Converge 45 Names Theme and 28 Artists for Portland Triennial
Portland’s citywide triennial Converge 45 will return on August 27 with a new title, a new curatorial frame, and a roster that keeps its attention close to home. The 2026 edition, marking the organization’s 10th anniversary, is titled “Here, To you, Now,” a phrase borrowed from Ursula K. Le Guin’s 1985 novel Always Coming Home.
New York-based curator Lumi Tan drew the title from Le Guin’s vision of the Kesh, a people who survive ecological collapse and treat language as something provisional, remade in the present moment. That idea of impermanence runs through the exhibition’s structure as well: more than half of the 28 participating artists are based in Portland, while others are coming from New York, Los Angeles, Rome, and elsewhere.
Among the Portland artists are Srijon Chowdhury, Aaron Cunningham, Marcus Fischer, keyon gaskin, Linda K. Johnson, sidony o’neal, and Vo Vo. The out-of-state lineup includes Trisha Baga, Frank Heath, and Rose Salane from New York; Jacqueline Kiyomi Gork from Los Angeles; and Lex Brown, who is based in Rome. The full list also includes Ricky Bearghost, Meech Boakye, Gerald Clarke, Tannaz Farsi, Michelle Fromme, Annie Rose Macer, Elmeator Morton, Ido Radon, Rob Rhee, Morgan Ritter, Amy Ruhl, Sophia Cleary, Lu Yim, Dan Tran, Patricia Vázquez Gómez, and Lynn Yarne.
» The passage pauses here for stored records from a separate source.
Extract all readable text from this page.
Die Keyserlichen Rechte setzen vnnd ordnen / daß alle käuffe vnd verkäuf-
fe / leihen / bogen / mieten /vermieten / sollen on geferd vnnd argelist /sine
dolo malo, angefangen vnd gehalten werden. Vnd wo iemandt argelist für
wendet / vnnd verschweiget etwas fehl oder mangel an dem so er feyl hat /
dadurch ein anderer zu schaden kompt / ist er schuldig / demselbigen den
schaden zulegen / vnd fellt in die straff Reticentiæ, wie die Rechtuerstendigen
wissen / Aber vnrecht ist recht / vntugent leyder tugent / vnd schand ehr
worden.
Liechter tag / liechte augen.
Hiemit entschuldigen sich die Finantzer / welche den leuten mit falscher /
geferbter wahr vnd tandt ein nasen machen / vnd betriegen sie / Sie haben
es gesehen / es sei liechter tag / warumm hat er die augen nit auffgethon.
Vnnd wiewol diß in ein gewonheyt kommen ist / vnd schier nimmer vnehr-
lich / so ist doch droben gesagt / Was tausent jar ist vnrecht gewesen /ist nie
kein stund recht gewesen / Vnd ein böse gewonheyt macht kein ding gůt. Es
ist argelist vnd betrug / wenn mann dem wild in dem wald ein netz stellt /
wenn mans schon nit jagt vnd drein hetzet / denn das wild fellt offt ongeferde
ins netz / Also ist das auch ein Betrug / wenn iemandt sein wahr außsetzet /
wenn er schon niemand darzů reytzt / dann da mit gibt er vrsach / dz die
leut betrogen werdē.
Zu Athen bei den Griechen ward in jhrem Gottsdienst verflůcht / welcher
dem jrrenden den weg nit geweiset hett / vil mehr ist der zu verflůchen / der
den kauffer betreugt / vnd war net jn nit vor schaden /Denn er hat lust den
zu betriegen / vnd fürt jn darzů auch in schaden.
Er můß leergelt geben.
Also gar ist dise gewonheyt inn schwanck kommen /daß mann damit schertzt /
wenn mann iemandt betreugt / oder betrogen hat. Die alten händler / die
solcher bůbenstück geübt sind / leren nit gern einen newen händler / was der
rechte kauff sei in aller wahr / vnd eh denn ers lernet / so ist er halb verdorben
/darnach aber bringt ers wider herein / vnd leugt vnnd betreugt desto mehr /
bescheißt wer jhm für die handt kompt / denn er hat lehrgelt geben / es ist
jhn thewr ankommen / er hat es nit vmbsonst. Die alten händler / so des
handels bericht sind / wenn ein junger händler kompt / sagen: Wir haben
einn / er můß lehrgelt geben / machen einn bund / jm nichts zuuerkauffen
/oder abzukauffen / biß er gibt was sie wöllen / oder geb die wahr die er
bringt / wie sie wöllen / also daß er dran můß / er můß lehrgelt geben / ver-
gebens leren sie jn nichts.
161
Converge 45 will unfold across 16 venues in Portland, including the Portland Institute of Contemporary Art, the Portland State University Schnitzer School of Art + Art History + Design, Native Arts and Cultures Foundation, Oregon Contemporary, and Open Signal Community Access Network. Amanda Donnan, the organization’s executive and artistic director, said the project is meant to bring artists into direct contact with the city’s histories, spaces, and communities rather than simply placing work inside them.
Tan said Portland’s art ecosystem shaped her thinking from the start. In her view, the city’s artists, curators, gallerists, technicians, and administrators often operate in close, overlapping roles, creating a culture of mutual support and adaptation. That sensibility also informed her conversations with local artists about impermanence, temporary audiences, and the way knowledge moves through a city.
Converge 45 launched in 2016 as a two-year series of exhibitions and programs before shifting to a triennial format for its 2023 edition. This year’s iteration extends that institutional history while asking how a city’s artistic identity changes when attention itself becomes a shared responsibility.